Several retinal diseases are currently treated with conventional laser photocoagulation with pulse duration of about 100 milliseconds. Heat diffusion during the long exposure time results in thermal coagulation of photoreceptors in addition to the targeted RPE. Selective targeting of the RPE, using microsecond short exposures that minimize heat diffusion to surrounding tissue, has been demonstrated as an attractive alternative for treatment of retinal disorders that are associated with dysfunctional RPE (such as drusen in early age-related macular degeneration, diabetic macular edema, central serous retinopathy). In our new approach to selective targeting of the RPE, we rapidly scan the focus of a continuous-wave laser across the retina so as to produce microsecond exposure at each RPE cell.

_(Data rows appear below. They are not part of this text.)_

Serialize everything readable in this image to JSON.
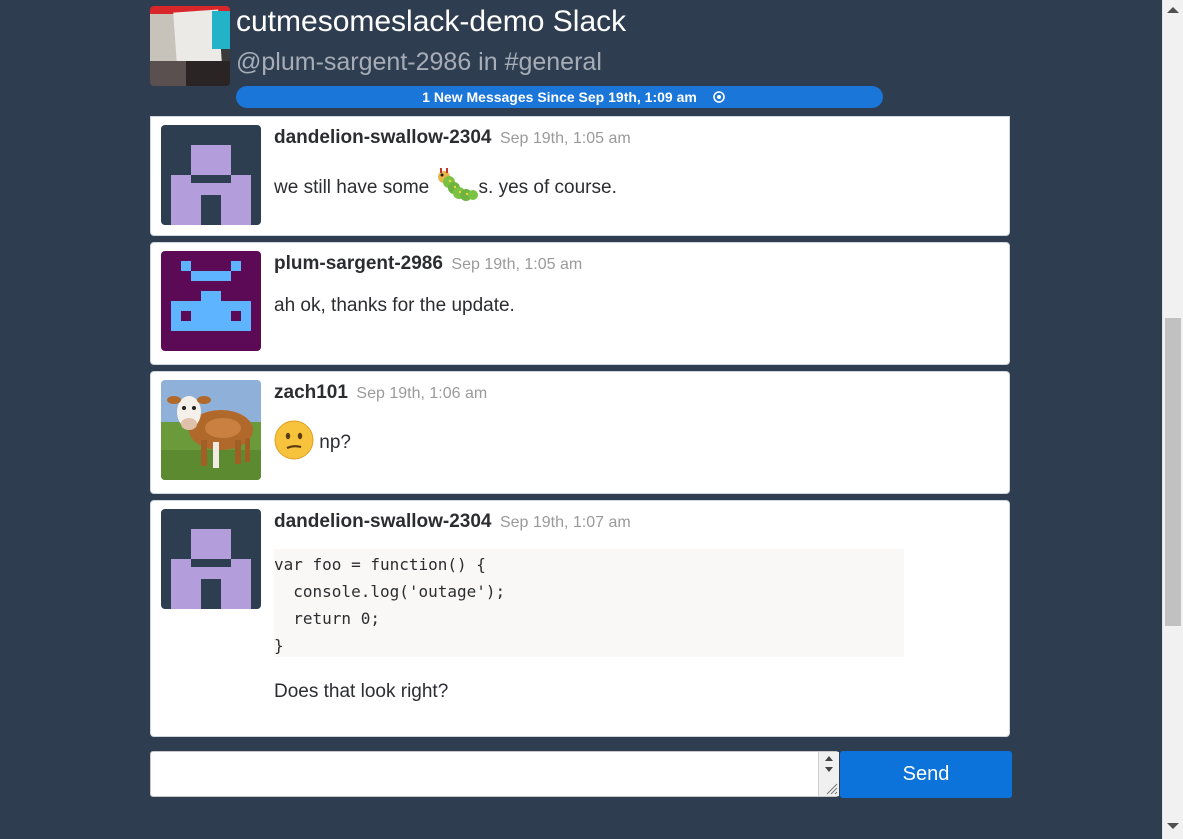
{
  "header": {
    "team_name": "cutmesomeslack-demo Slack",
    "user_channel": "@plum-sargent-2986 in #general",
    "new_messages_banner": "1 New Messages Since Sep 19th, 1:09 am"
  },
  "messages": [
    {
      "user": "dandelion-swallow-2304",
      "time": "Sep 19th, 1:05 am",
      "text_before": "we still have some",
      "emoji": "caterpillar-emoji",
      "text_after": "s. yes of course."
    },
    {
      "user": "plum-sargent-2986",
      "time": "Sep 19th, 1:05 am",
      "text": "ah ok, thanks for the update."
    },
    {
      "user": "zach101",
      "time": "Sep 19th, 1:06 am",
      "emoji": "confused-face-emoji",
      "text": "np?"
    },
    {
      "user": "dandelion-swallow-2304",
      "time": "Sep 19th, 1:07 am",
      "code": [
        "var foo = function() {",
        "  console.log('outage');",
        "  return 0;",
        "}"
      ],
      "text": "Does that look right?"
    }
  ],
  "composer": {
    "value": "",
    "send_label": "Send"
  },
  "colors": {
    "background": "#2f3d50",
    "accent": "#0b73d9",
    "avatar_purple_bg": "#2c3e50",
    "avatar_purple_fg": "#b39ddb",
    "avatar_plum_bg": "#5c0a56",
    "avatar_plum_fg": "#5fb4ff"
  }
}
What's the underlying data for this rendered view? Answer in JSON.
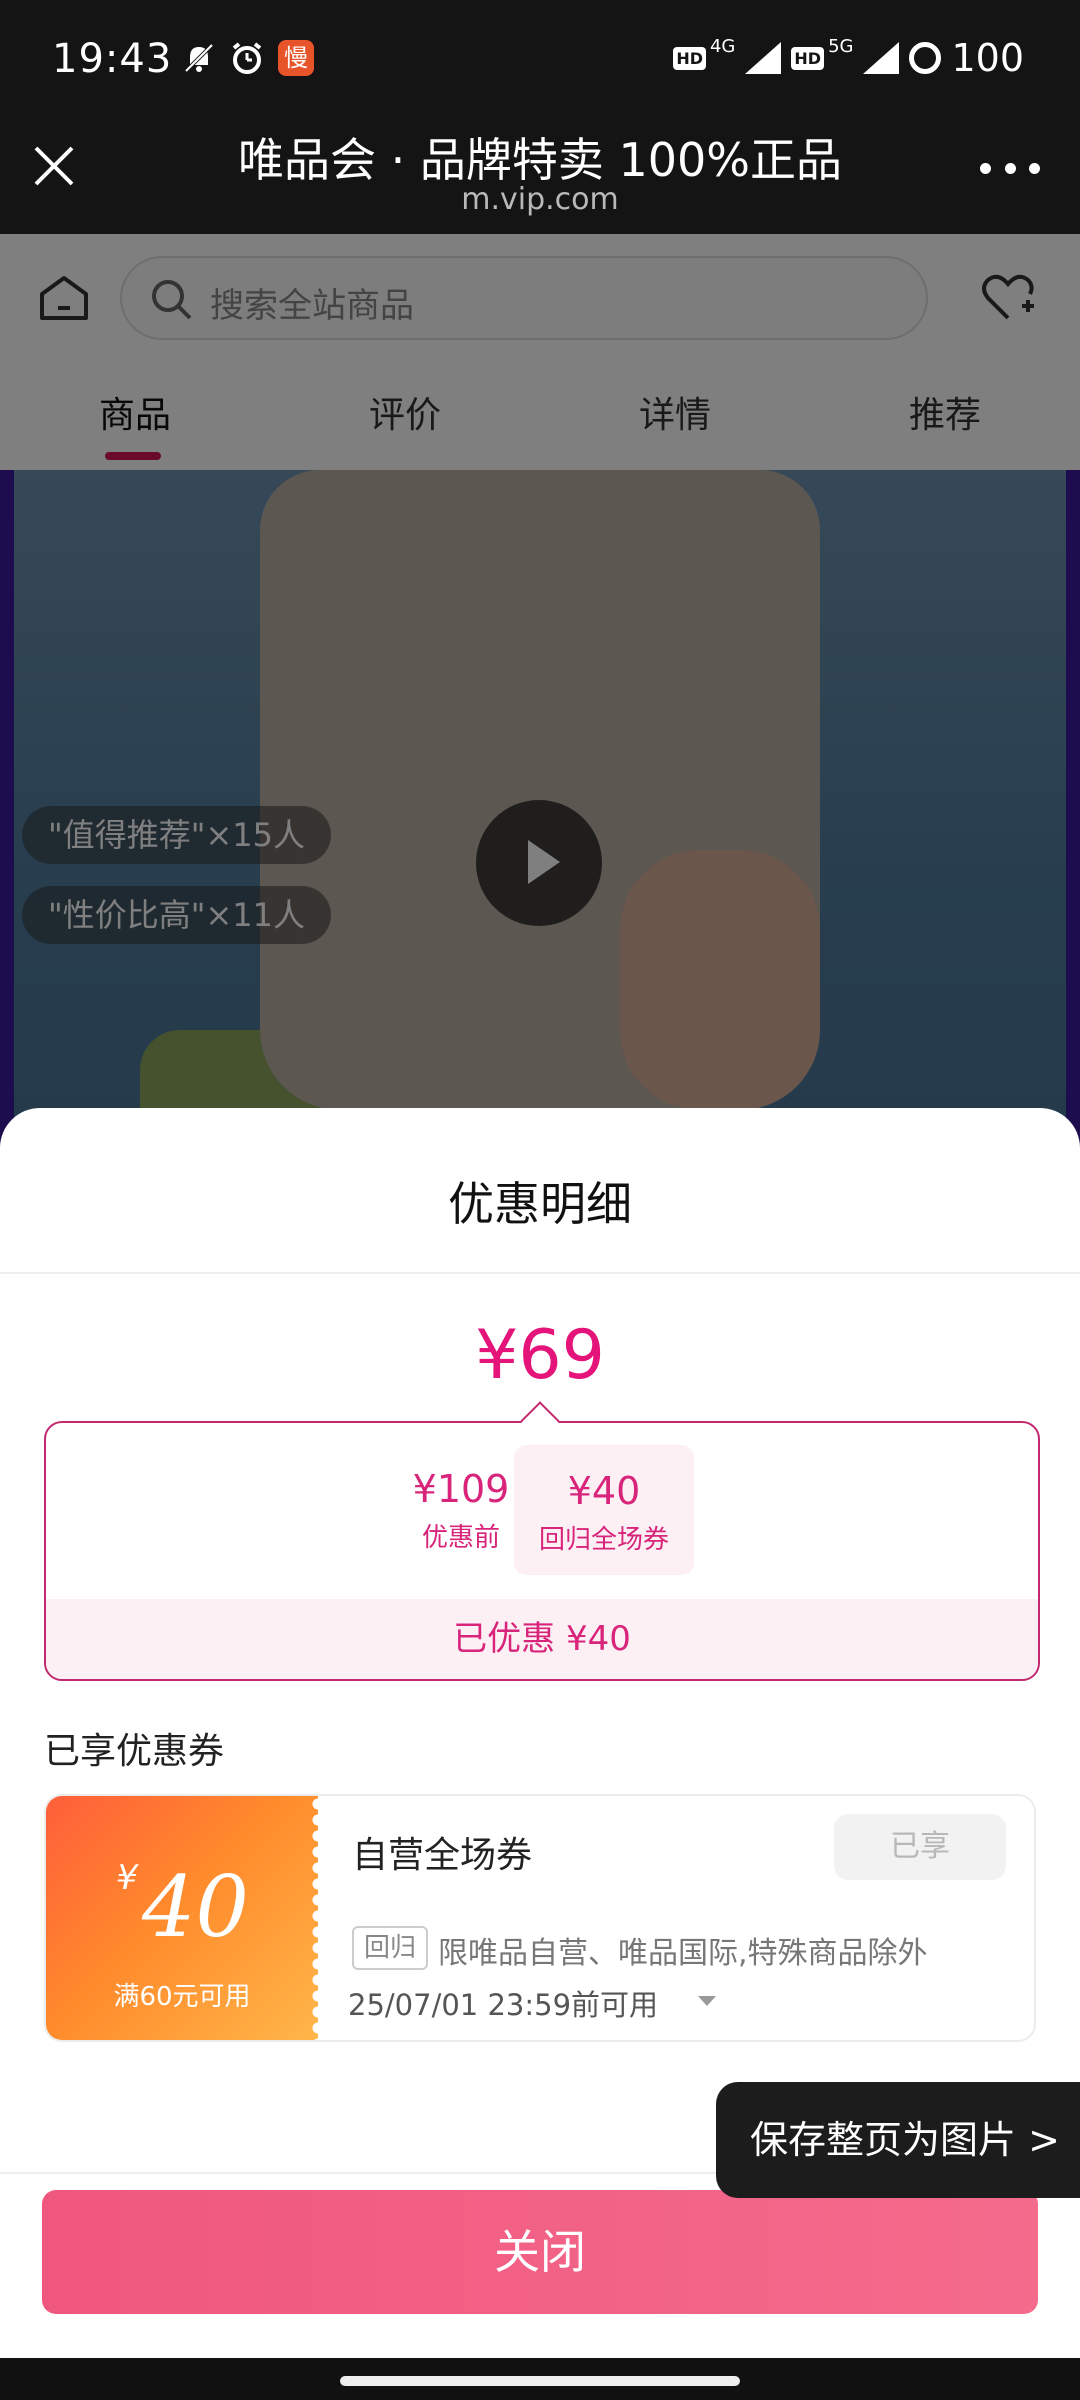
{
  "status_bar": {
    "time": "19:43",
    "app_icon_text": "慢",
    "battery": "100",
    "net1": "4G",
    "net2": "5G",
    "hd_label": "HD"
  },
  "browser": {
    "title": "唯品会 · 品牌特卖 100%正品",
    "url": "m.vip.com"
  },
  "search": {
    "placeholder": "搜索全站商品"
  },
  "tabs": [
    {
      "label": "商品",
      "active": true
    },
    {
      "label": "评价",
      "active": false
    },
    {
      "label": "详情",
      "active": false
    },
    {
      "label": "推荐",
      "active": false
    }
  ],
  "product_tags": [
    "\"值得推荐\"×15人",
    "\"性价比高\"×11人"
  ],
  "sheet": {
    "title": "优惠明细",
    "final_price": "¥69",
    "original_price": "¥109",
    "original_label": "优惠前",
    "minus": "-",
    "coupon_value": "¥40",
    "coupon_label": "回归全场券",
    "saved_text": "已优惠 ¥40",
    "coupons_heading": "已享优惠券",
    "coupon": {
      "yen": "¥",
      "amount": "40",
      "condition": "满60元可用",
      "name": "自营全场券",
      "status": "已享",
      "tag": "回归",
      "description": "限唯品自营、唯品国际,特殊商品除外",
      "validity": "25/07/01 23:59前可用"
    },
    "close_label": "关闭"
  },
  "toast": "保存整页为图片 >",
  "colors": {
    "accent": "#e4147a",
    "button": "#f0577f",
    "coupon_gradient_start": "#ff5e3a",
    "coupon_gradient_end": "#ffb74a"
  }
}
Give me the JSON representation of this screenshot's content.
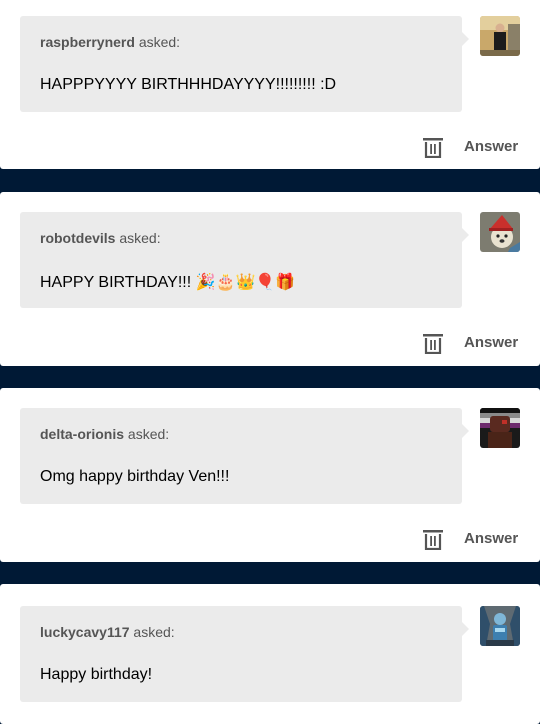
{
  "asks": [
    {
      "asker": "raspberrynerd",
      "asked_label": "asked:",
      "question": "HAPPPYYYY BIRTHHHDAYYYY!!!!!!!!! :D",
      "emoji": "",
      "avatar_icon": "man-in-suit-avatar",
      "answer_label": "Answer"
    },
    {
      "asker": "robotdevils",
      "asked_label": "asked:",
      "question": "HAPPY BIRTHDAY!!!",
      "emoji": "🎉🎂👑🎈🎁",
      "avatar_icon": "dog-in-hat-avatar",
      "answer_label": "Answer"
    },
    {
      "asker": "delta-orionis",
      "asked_label": "asked:",
      "question": "Omg happy birthday Ven!!!",
      "emoji": "",
      "avatar_icon": "dark-figure-avatar",
      "answer_label": "Answer"
    },
    {
      "asker": "luckycavy117",
      "asked_label": "asked:",
      "question": "Happy birthday!",
      "emoji": "",
      "avatar_icon": "blue-armor-avatar",
      "answer_label": ""
    }
  ],
  "colors": {
    "background": "#001935",
    "card": "#ffffff",
    "bubble": "#ebebeb",
    "muted_text": "#555555"
  }
}
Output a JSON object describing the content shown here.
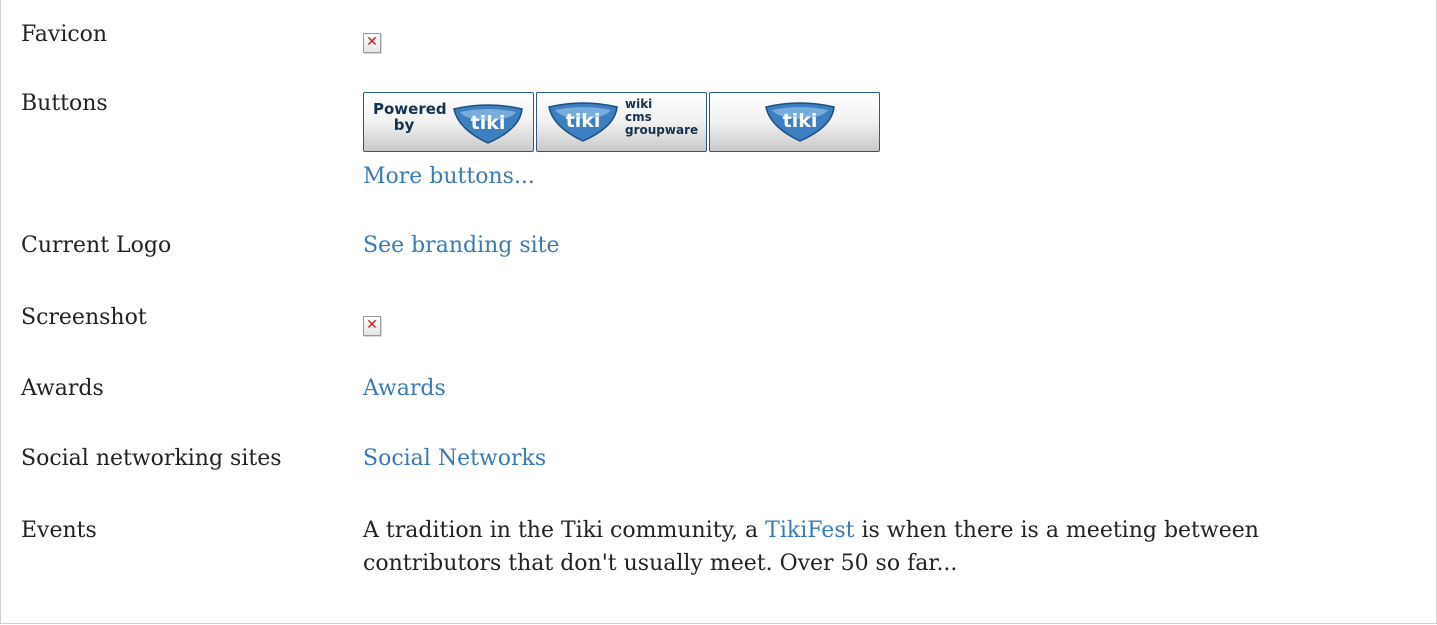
{
  "rows": {
    "favicon": {
      "label": "Favicon",
      "image_state": "broken"
    },
    "buttons": {
      "label": "Buttons",
      "badges": [
        {
          "name": "powered-by-tiki",
          "lines": [
            "Powered",
            "by"
          ],
          "mark": "tiki"
        },
        {
          "name": "tiki-wiki-cms-groupware",
          "lines": [
            "wiki",
            "cms",
            "groupware"
          ],
          "mark": "tiki"
        },
        {
          "name": "tiki-plain",
          "lines": [],
          "mark": "tiki"
        }
      ],
      "more_link": "More buttons..."
    },
    "current_logo": {
      "label": "Current Logo",
      "link": "See branding site"
    },
    "screenshot": {
      "label": "Screenshot",
      "image_state": "broken"
    },
    "awards": {
      "label": "Awards",
      "link": "Awards"
    },
    "social": {
      "label": "Social networking sites",
      "link": "Social Networks"
    },
    "events": {
      "label": "Events",
      "text_before": "A tradition in the Tiki community, a ",
      "link": "TikiFest",
      "text_after": " is when there is a meeting between contributors that don't usually meet. Over 50 so far..."
    }
  },
  "colors": {
    "link": "#3a7ab5",
    "text": "#222222",
    "border": "#cfcfcf",
    "badge_border": "#2a5a8a",
    "logo_blue": "#3d7fc0"
  },
  "icons": {
    "broken_image": "broken-image-icon",
    "tiki_logo": "tiki-logo-icon"
  }
}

We have shown that individual RPE cells can be damaged in vivo with exposure times of up to 15 microseconds, while exposure times of 20 microseconds and longer lead to coagulation of adjacent photoreceptors. Thus, our scanner can perform both selective targeting and conventional laser photocoagulation by controlling the duration of the exposure and by adjusting the irradiation geometry.
Two distinct mechanisms have been proposed for the cause of RPE cell death during selective targeting: thermally induced cell death and cell death induced by intracellular cavitation. By monitoring the amount of backscattered light during exposure we can infer whether cells have died with or without formation of intracellular cavitation: backscattering increases if bubble formation occurs. We have found that cells die predominantly due to cavitation formation for exposure times up to 10 µs. We aim to use this backscattering technique as an online monitor for cell death in an eventual prototype device for clinical use.